Ich möchte Premier in Luxemburg bleiben. Der Premierminister über die anstehenden Parlamentswahlen

Luxemburger Wort: Herr Juncker, wann treten Sie als Kommissionspräsident in Brüssel an?

Jean-Claude Juncker: Was für eine Frage ... - Ich möchte mit meiner Partei, der CSV, die anstehenden Wahlen am 13. Juni gewinnen und danach auch Premierminister in Luxemburg bleiben.

Und wie erklären Sie sich die unzähligen Berichte in ausländischen Medien? Dort sieht man Sie quasi als sicheren Prodi-Nachfolger.

Jean-Claude Juncker: Das ist keine Unehre.

Ja, aber solche Berichte können doch nicht völlig aus der Luft gegriffen sein.

Jean-Claude Juncker: Es gibt eine ganze Reihe Regierungschefs in der EU, die mich öffentlich vorgeschlagen haben. Hinzu kommen die Aufforderungen fast aller im Europaparlament vertretenen Fraktionen. Daraus ergibt sich ein Ambiente, das seinen Niederschlag in der Presse findet.

 Was Sie nicht ungern haben.

Jean-Claude Juncker: Über die breite Zustimmung bin ich nicht beleidigt. Übrigens haben auch die Luxemburger dazu keinen Grund. Immerhin geht die Rede davon, dass zum dritten Mal binnen 25 Jahren einer ihrer Landsleute an die Spitze der EU-Kommission gelangen könnte.

Könnte ...

Jean-Claude Juncker: Ich sage es noch einmal klar und deutlich: Ich möchte die Wahlen gewinnen und Premierminister in Luxemburg bleiben. Das ist so und daran ändern auch Ihre Fragen nichts. Das ist unverrückbar. Ich halte mein Wort.

Also wirklich, die ganze Diskussion um meine Person nimmt doch groteske Züge an. So als drehe sich alles um die eine Frage.

Aber wer Sie kennt, weiß, dass Sie klare europäische Ambitionen haben.

Jean-Claude Juncker: Dazu gehört eine erfolgreiche EU-Präsidentschaft Luxemburgs im ersten Semester 2005. Europa steht vor Entscheidungen von kruzialer Importenz. Deshalb ist es wichtig, sich als Premier in die Europapolitik einzubringen.

So nach dem Motto: nationale Innenpolitik ist Europapolitik.
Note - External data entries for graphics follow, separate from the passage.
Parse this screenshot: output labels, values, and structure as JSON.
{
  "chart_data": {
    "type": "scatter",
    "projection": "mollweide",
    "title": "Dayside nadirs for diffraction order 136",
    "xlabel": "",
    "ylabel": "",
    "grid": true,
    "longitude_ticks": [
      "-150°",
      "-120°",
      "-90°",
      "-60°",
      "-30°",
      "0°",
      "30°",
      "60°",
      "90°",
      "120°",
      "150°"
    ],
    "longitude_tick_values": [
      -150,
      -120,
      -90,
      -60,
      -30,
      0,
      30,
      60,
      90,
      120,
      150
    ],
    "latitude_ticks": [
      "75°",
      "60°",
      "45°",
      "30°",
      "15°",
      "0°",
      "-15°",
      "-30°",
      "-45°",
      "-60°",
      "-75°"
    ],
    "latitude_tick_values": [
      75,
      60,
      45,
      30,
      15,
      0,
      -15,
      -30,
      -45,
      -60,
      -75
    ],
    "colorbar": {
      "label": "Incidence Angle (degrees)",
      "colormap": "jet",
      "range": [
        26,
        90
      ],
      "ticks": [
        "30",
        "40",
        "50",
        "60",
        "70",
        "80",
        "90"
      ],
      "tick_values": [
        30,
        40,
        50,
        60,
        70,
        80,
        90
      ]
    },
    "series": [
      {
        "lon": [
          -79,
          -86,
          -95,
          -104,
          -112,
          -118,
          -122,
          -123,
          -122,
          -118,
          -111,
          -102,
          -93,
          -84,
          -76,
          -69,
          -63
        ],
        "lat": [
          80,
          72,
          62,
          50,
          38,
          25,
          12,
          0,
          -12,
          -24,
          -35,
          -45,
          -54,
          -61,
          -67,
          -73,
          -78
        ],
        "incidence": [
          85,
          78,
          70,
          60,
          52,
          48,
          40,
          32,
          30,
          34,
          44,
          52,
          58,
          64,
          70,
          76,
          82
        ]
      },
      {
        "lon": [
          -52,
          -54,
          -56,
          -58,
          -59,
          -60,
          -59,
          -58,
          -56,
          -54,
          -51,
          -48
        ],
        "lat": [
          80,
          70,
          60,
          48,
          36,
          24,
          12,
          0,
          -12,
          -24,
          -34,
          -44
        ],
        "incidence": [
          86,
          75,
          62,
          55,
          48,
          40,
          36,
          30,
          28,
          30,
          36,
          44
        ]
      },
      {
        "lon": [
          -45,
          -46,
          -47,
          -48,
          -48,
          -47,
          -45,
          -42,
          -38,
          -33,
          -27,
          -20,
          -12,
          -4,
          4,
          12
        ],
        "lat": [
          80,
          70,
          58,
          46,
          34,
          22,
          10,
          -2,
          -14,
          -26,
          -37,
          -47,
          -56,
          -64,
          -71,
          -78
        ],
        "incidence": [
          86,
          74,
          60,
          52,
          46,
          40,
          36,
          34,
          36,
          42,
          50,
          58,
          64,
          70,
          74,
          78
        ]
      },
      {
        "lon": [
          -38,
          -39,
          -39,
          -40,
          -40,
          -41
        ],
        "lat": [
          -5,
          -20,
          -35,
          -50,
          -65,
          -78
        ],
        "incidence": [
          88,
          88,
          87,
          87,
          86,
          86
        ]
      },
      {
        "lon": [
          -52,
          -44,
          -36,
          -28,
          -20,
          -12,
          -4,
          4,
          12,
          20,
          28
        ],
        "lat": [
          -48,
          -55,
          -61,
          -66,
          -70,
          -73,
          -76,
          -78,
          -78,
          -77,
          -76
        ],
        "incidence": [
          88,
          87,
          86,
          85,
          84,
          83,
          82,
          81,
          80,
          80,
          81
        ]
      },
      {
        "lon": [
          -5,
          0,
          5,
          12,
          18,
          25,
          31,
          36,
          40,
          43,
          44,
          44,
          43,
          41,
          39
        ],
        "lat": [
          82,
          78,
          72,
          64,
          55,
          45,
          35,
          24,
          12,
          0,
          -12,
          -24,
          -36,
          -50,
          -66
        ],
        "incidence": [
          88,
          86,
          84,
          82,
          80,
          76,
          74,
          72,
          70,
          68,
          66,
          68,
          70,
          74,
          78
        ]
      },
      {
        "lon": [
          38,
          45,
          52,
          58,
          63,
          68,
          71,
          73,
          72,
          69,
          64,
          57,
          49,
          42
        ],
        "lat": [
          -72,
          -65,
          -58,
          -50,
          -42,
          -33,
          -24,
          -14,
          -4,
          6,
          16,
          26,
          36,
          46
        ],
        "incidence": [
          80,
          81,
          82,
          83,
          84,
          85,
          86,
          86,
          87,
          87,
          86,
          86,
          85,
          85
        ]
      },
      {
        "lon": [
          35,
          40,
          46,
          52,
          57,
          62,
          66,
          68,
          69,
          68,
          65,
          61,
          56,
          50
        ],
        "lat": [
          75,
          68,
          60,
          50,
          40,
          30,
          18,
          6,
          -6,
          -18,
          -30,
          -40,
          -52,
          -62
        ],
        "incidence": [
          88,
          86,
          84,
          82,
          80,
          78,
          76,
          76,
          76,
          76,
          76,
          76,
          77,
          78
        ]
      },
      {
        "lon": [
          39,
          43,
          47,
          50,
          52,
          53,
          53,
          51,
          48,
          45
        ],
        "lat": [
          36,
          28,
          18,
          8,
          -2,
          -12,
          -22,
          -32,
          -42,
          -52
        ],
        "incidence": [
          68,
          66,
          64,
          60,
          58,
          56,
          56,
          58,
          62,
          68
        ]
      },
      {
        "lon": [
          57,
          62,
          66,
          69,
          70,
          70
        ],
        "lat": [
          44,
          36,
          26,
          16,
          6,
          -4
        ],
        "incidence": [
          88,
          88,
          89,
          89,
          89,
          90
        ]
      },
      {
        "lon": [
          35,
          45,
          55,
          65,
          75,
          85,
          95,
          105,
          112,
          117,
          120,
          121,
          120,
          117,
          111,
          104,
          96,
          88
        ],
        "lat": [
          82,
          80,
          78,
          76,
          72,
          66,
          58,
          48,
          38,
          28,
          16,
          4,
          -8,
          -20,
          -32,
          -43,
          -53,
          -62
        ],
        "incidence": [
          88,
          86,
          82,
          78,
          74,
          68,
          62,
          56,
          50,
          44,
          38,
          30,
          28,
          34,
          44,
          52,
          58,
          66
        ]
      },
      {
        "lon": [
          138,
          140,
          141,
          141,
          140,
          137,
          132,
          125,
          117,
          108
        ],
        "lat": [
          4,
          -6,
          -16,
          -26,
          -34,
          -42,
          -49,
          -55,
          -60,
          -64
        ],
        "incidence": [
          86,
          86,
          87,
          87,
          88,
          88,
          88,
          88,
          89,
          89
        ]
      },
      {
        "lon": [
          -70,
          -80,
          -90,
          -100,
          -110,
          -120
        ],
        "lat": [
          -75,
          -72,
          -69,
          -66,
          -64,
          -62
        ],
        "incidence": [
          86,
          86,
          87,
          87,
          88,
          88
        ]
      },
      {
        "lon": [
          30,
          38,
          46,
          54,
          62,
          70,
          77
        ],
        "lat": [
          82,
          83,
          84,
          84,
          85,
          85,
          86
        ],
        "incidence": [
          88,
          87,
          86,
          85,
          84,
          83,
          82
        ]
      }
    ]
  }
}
Jean-Claude Juncker: Eben. Sehen Sie, ein europäischer Regierungschef, der nicht an der Europapolitik teilnimmt, auf den in der EU niemand hört, wäre eine glatte Fehlbesetzung. Vollzeitpremier in Luxemburg sein, das heißt automatisch auch großes Interesse fürs Europapolitische haben. Damit die Stimme Luxemburgs auch in der EU gehört wird.

Zum Beispiel, wenn es um die Verfassung geht.

Jean-Claude Juncker: Ja. Wissen Sie, Europa und der Integrationsprozess muss unsere Generation zu einem unumkehrbaren Projekt machen. Wir gehören der Generation an, die noch genau weiß, was kriegerische Auseinandersetzungen zwischen Nachbarländern bedeuten. Europa ist ein Projekt des Friedens. Es besteht das Risiko, dass 2040 und später die Regierungen nicht mehr die Kraft finden, auf den echten Grundwerten aufzubauen. Deshalb müssen die Weichen für das geeinte Europa jetzt gestellt werden. In diesen Prozess muss sich auch Luxemburg einbringen.

Zurück zur Innenpolitik. Man wird den Eindruck nicht los, als würde die vereinte Opposition im Land Sie regelrecht nach Brüssel wegloben.

Jean-Claude Juncker: Die anderen Parteien versuchen, den Eindruck zu vermitteln, als drehe sich die ganze Politik nur um meine Person. Das wird so langsam peinlich.

Wie?

Jean-Claude Juncker: Ja, ich sage - wie jetzt auch im Gespräch mit Ihnen - immer wieder das eine: Ich möchte Premier in Luxemburg bleiben. Und die politischen Gegner tun so, als sei ich ein Lügner. Aber ich lüge nicht.

Aber vielleicht wäre die Opposition - vor allem die Sozialisten - wirklich froh, wenn sie tatsächlich nach Brüssel gingen.

Jean-Claude Juncker: Also, die Luxemburger Sozialisten sind mir zu sehr ans Herz gewachsen, um ihnen - im Falle eines Wechsels nach Brüssel - schwerwiegende Entzugserscheinungen zumuten zu wollen.

Ist das etwa eine Koalitionsaussage?

Jean-Claude Juncker : Nein, das hat etwas mit Nächstenliebe zu tun.

Herr Juncker, vielen Dank für dieses Gespräch.